Some cops police with their heads, and some cops are gut cops. Strand was a gut cop. He was all gut.

                It was Strand’s gut that told him that was no ordinary road traffic accident. Cars don’t just fall apart like that. Not by themselves. Not in his town.

                It was his gut that told him there was something off about the stiff. The guy’s face was all messed up. Whatever happened to his nose was real ugly.

                And it was Strand’s gut that brought him here, to the part of town they called the Circus – and a two-bit motel called the Big Top.

                The dame on the front desk wore a faded leotard and a face like a satchel.
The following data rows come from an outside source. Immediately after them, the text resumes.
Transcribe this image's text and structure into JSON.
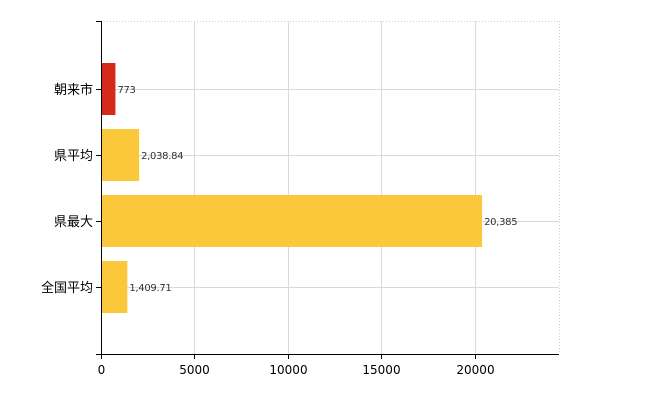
{
  "chart_data": {
    "type": "bar",
    "orientation": "horizontal",
    "categories": [
      "朝来市",
      "県平均",
      "県最大",
      "全国平均"
    ],
    "values": [
      773,
      2038.84,
      20385,
      1409.71
    ],
    "data_labels": [
      "773",
      "2,038.84",
      "20,385",
      "1,409.71"
    ],
    "bar_colors": [
      "#d42a1c",
      "#fbc83c",
      "#fbc83c",
      "#fbc83c"
    ],
    "x_ticks": [
      0,
      5000,
      10000,
      15000,
      20000
    ],
    "x_tick_labels": [
      "0",
      "5000",
      "10000",
      "15000",
      "20000"
    ],
    "xlim": [
      0,
      24500
    ],
    "grid": true,
    "title": "",
    "xlabel": "",
    "ylabel": ""
  }
}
Strand flashed his badge and she jabbed towards the stairs with a half-sucked Lucky Strike.

                Outside the stiff’s room Strand adjusted his belt. He rearranged his pants so his gut could hang free. Give it room. Among cops Strand was known for his gut.

                He turned the key and stepped forward. As he went through the door there was a sound. Something flew at him. He yelled and struck out, his legs flexing and his arms whirling in front of his face. But there was no one there. Just tiny pieces of coloured paper showering to the floor, and a bucket flopping noisily against the door frame.

Strand called out, “Police.” But there was no answer. His gut told him the room was empty. The victim’s room.

Strand began to take it in. He’d never seen a circular bedroom before. It reminded him of a boxing ring – only round. The second thing he noticed was the paint job. Primary colours, lots of them. The room had been decorated all over with huge pictures of balloons – red, blue, yellow ballons all over the walls and ceiling.

                The floor was something else. Strand’s gut told him it was significant. The texture was strange and he knelt to touch it. The scent of pine filled Strand’s nostrils. It was loose. It was sawdust. The entire floor was sawdust.

                He crossed to a large dressing table. Above it a mirror floated in a halo of lightbulbs. The stiff seemed to like makeup. Disgusted, Strand picked up a jar and unscrewed the lid. There was a whistling noise and a blur of orange. A plastic snake flew across the room.

                Strand’s eyes fell on the bed. It was long and yellow and looked like a banana. Strings of helium balloons floated at each corner. Beneath the bed a pair of shoes. He picked them up. They were black and narrow and maybe a yard long. The dead guy sure had big feet.

                He went to a large double wardrobe and pulled it open. Wigs. A whole shelf of bright, curly wigs. And bow ties. Sparkling, shining bow ties. On the rail beneath flopped a row of polka-dot one-piece outfits with shiny straps, hooped waists and pompoms for buttons. Stacked on the floor were white paper plates and two big boxes labelled ‘custard pie mix’. 

                Strand picked up the telephone and dialled the station. The phone was shaped like a hotdog. The receiver was a large frankfurter. He barked into it.

                “This is Strand. Get me forensics”.

                Strand’s gut was talking again. It said follow the money.

If he could just figure out what the dead guy did for a living, this case would crack like an egg.